During his Presidential campaign, Trump was rejected even by senior members of his own political party. And immediately following his election win, the New York Times reported that websites about immigration to Canada had crashed.

Also, perhaps even more surprisingly, Trump was unable to identify substantive policies during his election campaign, with the exception of attention-grabbing headlines, frequently made up as he went along. Or, to put this another way, Trump's policies seemed to be more reactive and aimed at grabbing headlines, than they were part of any comprehensive plan.

But all of this didn't matter. Too many working class Americans and white collar workers were sick of being ignored and marginlized. These are the voters who lost their homes, their jobs, and maybe their futures. They were angry. And then Trump came along and promised to upend the system that they believed was to blame. This was a system that these voters saw as too cosy with Wall Street, including the Clinton Foundation's relationship with big donors and foreign governments. 

But perhaps the biggest irony of them all now is - how can a billionaire possibly represent the working class and turn their fortunes around? Do they have anything at all in common? Can Trump really be considered to be the champion of the working classes?

The US election results were also a continuation of the trend observed in the recent Brexit vote of Britain's decision to leave the EU. This trend is towards nationalism instead of globalization, more strictly enforced ethnic borders, is against governments that appear to be out of touch with the people, and is also very much a reaction against the establishment. The day after Trump's election was confirmed, the New York Times declared that his vicotry was 'a stunning repudiation of the establishment'.

Endorsements of Trump by world leaders have also been controversial. Trump was preferred by Cambodia's Hun Sen and the North Korean Supreme Leader, Kim Jong-un. The Russian President, Vladimir Putin, said he was 'pleased' by the Trump victory. Philippine President Duterte also welcomes Trump because he believes that the president-elect "is not gung-ho on democracy and human rights". Phew. How such endorsements will translate into foreign policy remains to be seen.

The Wall Street Journal described Trump's victory as possibly 'the biggest shock to the world's financial system since the financial crisis". Although whether or not the US economy will be hit to the extent that the British economy was wounded by the Brexit vote, is also unknown. Although this is unlikely.

A celebrity TV star, with no experience in government, and with a history of sleazy behaviour and divisive politics, will now lead the largest economy in the world.

Trump proved himself during the election campaign to be abusive, aggressive, loud, boastful, racist, misogynist and vindictive. But perhaps the office of the President will be able to smooth out some of these excesses. Well, maybe. Trump is not known for moderation, and he is unlikely to change the traits that got him elected in the first place. This is, even if he could change himself.

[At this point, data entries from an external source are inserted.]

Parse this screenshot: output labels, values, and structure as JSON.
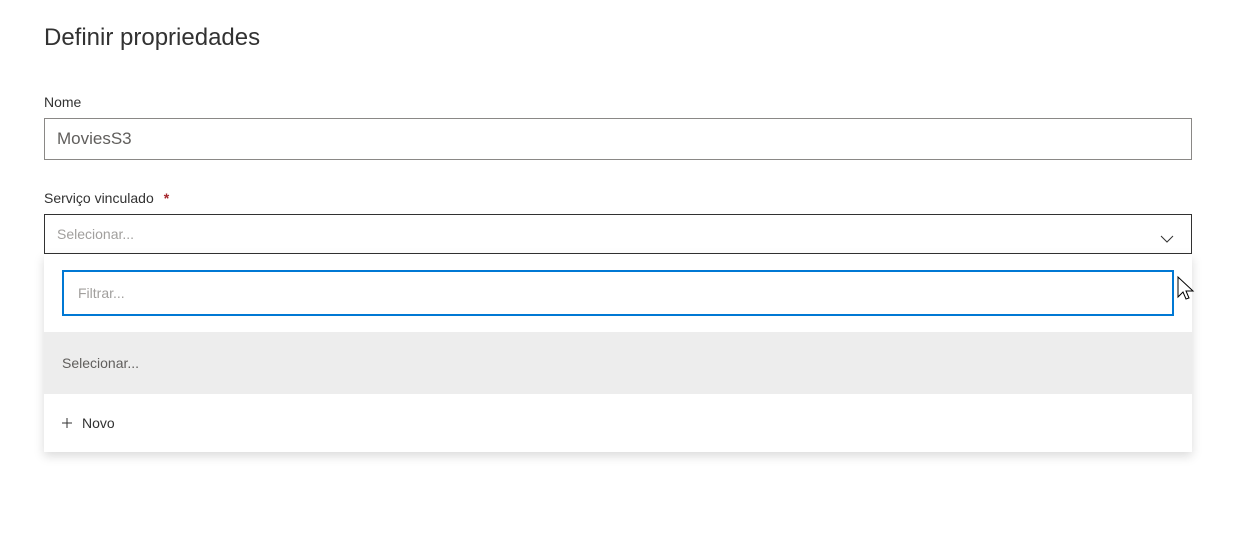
{
  "page": {
    "title": "Definir propriedades"
  },
  "fields": {
    "name": {
      "label": "Nome",
      "value": "MoviesS3"
    },
    "linked_service": {
      "label": "Serviço vinculado",
      "required_mark": "*",
      "placeholder": "Selecionar..."
    }
  },
  "dropdown": {
    "filter_placeholder": "Filtrar...",
    "selected_option": "Selecionar...",
    "new_label": "Novo"
  }
}
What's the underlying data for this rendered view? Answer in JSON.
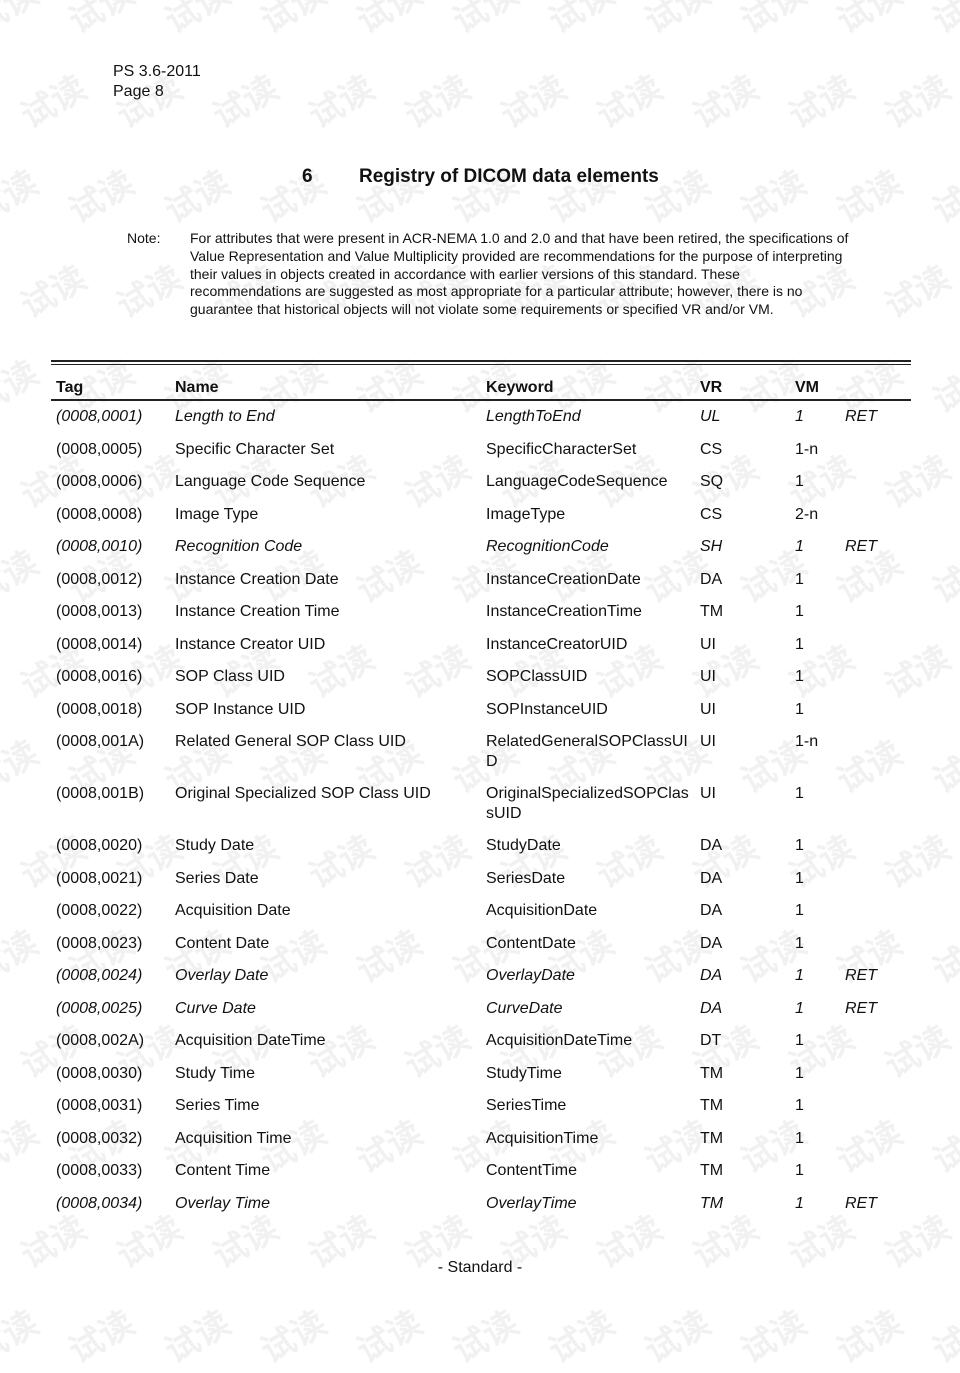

Trump's promotion of one of his campaign managers, Stephen Bannon, to chief strategist and senior advisor, is yet a further lunge to the right. Cosmopolitan claims that Bannon opposes multiculturalism and believes in the supremacy of the white race. Former Ku Klux Clan leader David Duke described Bannon's election as 'excellent'.

Trump's relationship with the Ku Klux Klan was analyzed by Al Jazeera TV:

Trump's election win has been a seismic shift in American politics and society. Whether Trump can deliver on his election promise to 'make America great again' is one of the big questions of our time. 

Also, trying to figure out Trump's foreign policy is the other big question. During his election campagin, Trump's foreign policy, if any coherence could be discened at all, was contradictory and confrontational. Hopefully, he was just trying to grab headlines. Hopefully. 

Oh yes. And when his Presidency takes effect in January, Trump will have the nuclear codes with him at all times. Whatever way you look at this, the combination of Trump's behaviour and personality, along with his possession of the nuclear codes, is not a good mix.